Hunting: Mountain lions take their prey by ambush rather than a long pursuit. They usually kill with a powerful bite below the base of the skull, breaking the neck. Lions drag the carcass to a sheltered spot beneath a tree or overhang to feed on it. They cover the carcass with dirt, leaves or snow and may return to feed on it over the course of a few days. Generally, they move the carcass and re-cover it after each feeding. Lions feeding on a kill can be dangerous to people.

Habitat: Prefers habitats with dense brush and rocky areas for stalking, but can live in open areas.
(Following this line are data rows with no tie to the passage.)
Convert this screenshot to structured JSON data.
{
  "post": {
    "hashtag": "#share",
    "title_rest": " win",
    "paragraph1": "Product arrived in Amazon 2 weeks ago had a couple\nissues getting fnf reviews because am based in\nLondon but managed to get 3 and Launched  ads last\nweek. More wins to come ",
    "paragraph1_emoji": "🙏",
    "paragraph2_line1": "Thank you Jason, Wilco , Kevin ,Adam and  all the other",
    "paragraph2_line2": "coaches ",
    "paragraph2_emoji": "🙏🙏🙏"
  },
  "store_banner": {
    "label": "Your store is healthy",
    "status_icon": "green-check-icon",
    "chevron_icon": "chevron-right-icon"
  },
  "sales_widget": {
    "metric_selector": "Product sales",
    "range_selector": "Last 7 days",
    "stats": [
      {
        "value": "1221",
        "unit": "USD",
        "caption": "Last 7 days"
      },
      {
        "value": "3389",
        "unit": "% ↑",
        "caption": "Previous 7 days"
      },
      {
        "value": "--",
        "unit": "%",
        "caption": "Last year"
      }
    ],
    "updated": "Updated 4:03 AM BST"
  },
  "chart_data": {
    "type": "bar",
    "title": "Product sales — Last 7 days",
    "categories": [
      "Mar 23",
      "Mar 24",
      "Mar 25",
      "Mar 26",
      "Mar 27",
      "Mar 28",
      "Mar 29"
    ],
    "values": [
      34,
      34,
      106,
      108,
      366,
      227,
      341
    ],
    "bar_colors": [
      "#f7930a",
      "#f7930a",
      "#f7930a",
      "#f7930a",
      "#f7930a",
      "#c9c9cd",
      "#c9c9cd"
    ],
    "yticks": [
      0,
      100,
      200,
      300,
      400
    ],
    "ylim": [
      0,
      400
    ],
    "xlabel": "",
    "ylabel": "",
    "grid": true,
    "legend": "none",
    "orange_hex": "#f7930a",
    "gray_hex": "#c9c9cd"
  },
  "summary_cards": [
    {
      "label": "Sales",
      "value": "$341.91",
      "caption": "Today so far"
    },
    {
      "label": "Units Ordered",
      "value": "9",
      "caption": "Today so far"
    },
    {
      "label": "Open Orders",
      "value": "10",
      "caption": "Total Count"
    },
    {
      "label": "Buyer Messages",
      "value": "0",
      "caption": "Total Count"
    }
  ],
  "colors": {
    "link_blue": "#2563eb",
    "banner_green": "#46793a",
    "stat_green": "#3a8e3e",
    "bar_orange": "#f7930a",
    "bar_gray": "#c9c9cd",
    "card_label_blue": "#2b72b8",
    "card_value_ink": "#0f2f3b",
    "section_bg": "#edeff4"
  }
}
Safety: Mountain lions occasionally attack humans and pets, although such incidents are rare. According to Colorado State University Cooperative Extension, fewer than a dozen fatalities have been reported in North America in the past 100 years.

 

We don't get them often, but

We don't get them often, but we DO get them.  They tend to follow the rivers to ensure plenty of game and water.  When we raised sheep we saw one for sure as it came out of a lot of brush on our creek bed to pounce on a ewe.  This was NOT a bobcat and we were on horseback close enough to determine that it was a mountain lion.  Long thick tail, and didn't have the bobcat ears that are so obvious.  I would love to tell you it was a tabby cat but when it got the ewe it nearly covered her body.  It was just to big.  My brother hollered and it ran off.  Our horses were totally spooked.   We think we had another visit from this cat a couple of weeks later.  But didn't see it.  Just the half eaten carcass of one of our registered dorsets pulled into a tree on the creek.  Bob cats can't do that!  And of course we can't prove it!  LOL  We didn't have a camera.  And it was back in 1962.  Long before video.  We reported it to our local extention agent and he said he would tell the authorities.